No code ships here; this is the order of operations.

  1. Be solo-useful first. Build your domain tool so it produces its result with no peer present. That is the price of admission (doctrine.md §5).
  2. Consume identity. Resolve your code references to SEIs via Loomweave's identity surface (§2.1) and store them opaque. Probe _capabilities and degrade when SEI is absent.
  3. Opt into the surfaces you compose with. Pick from §2 — bind issues (Filigree), emit findings (Wardline/Filigree), persist taint (Loomweave), request sign-offs (Legis), contribute preflight facts (Charter). Implement only what your composition needs; each binding is independent and enrich-only.
  4. Expose your own enrich-only surface (optional). If peers should read your domain facts, publish them additively — off-by-default writes, a capability probe, a closed error enum, pinnable shape — mirroring §2.
  5. Pass the oracle (§3). Conformance is demonstrated, not asserted.

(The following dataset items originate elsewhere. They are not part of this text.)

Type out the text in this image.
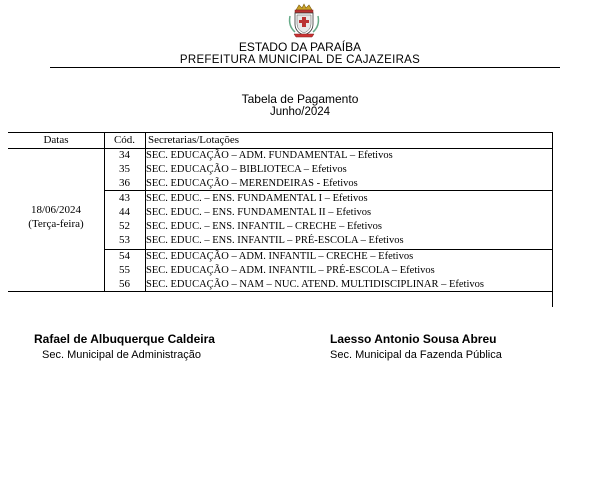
ESTADO DA PARAÍBA
PREFEITURA MUNICIPAL DE CAJAZEIRAS
Tabela de Pagamento
Junho/2024
Datas	Cód.	Secretarias/Lotações
18/06/2024
(Terça-feira)
34	SEC. EDUCAÇÃO – ADM. FUNDAMENTAL – Efetivos
35	SEC. EDUCAÇÃO – BIBLIOTECA – Efetivos
36	SEC. EDUCAÇÃO – MERENDEIRAS - Efetivos
43	SEC. EDUC. – ENS. FUNDAMENTAL I – Efetivos
44	SEC. EDUC. – ENS. FUNDAMENTAL II – Efetivos
52	SEC. EDUC. – ENS. INFANTIL – CRECHE – Efetivos
53	SEC. EDUC. – ENS. INFANTIL – PRÉ-ESCOLA – Efetivos
54	SEC. EDUCAÇÃO – ADM. INFANTIL – CRECHE – Efetivos
55	SEC. EDUCAÇÃO – ADM. INFANTIL – PRÉ-ESCOLA – Efetivos
56	SEC. EDUCAÇÃO – NAM – NUC. ATEND. MULTIDISCIPLINAR – Efetivos
Rafael de Albuquerque Caldeira
Sec. Municipal de Administração
Laesso Antonio Sousa Abreu
Sec. Municipal da Fazenda Pública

5. Pointers — where the authority lives

Surface Owning member Authoritative source
SEI identity contract Loomweave sei-standard.md + Loomweave ADR-038; oracle ~/loomweave/docs/federation/fixtures/sei-conformance-oracle.json
Identity / file / taint routes Loomweave ~/loomweave/docs/federation/contracts.md (+ ADR-036 taint store)
weft generation, entity-assoc, intake, changes feed Filigree ~/filigree/docs/federation/contracts.md + Filigree ADR-002 / ADR-029
Findings emitter, qualname producer Wardline ~/wardline/docs/integration/ + ~/wardline/src/wardline/core/
Sign-off, enforcement, git-rename, governance reads Legis ~/legis/docs/federation/sei-conformance.md + ~/legis/src/legis/api/app.py
Preflight-fact envelope, SEI trace links Charter Charter ADR-006 / ADR-005 (~/charter/docs/architecture/decisions/)
The integration matrix (which pairs compose) weft hub federation-map.md
The contract index (every live binding) weft hub contracts-index.md
The federation law weft hub doctrine.md

Building a specific cross-tool integration rather than a whole member? Start at contracts-index.md — it indexes each of the ten live bindings and points to the owning schema. This SDK is the member-builder's view of the same surfaces.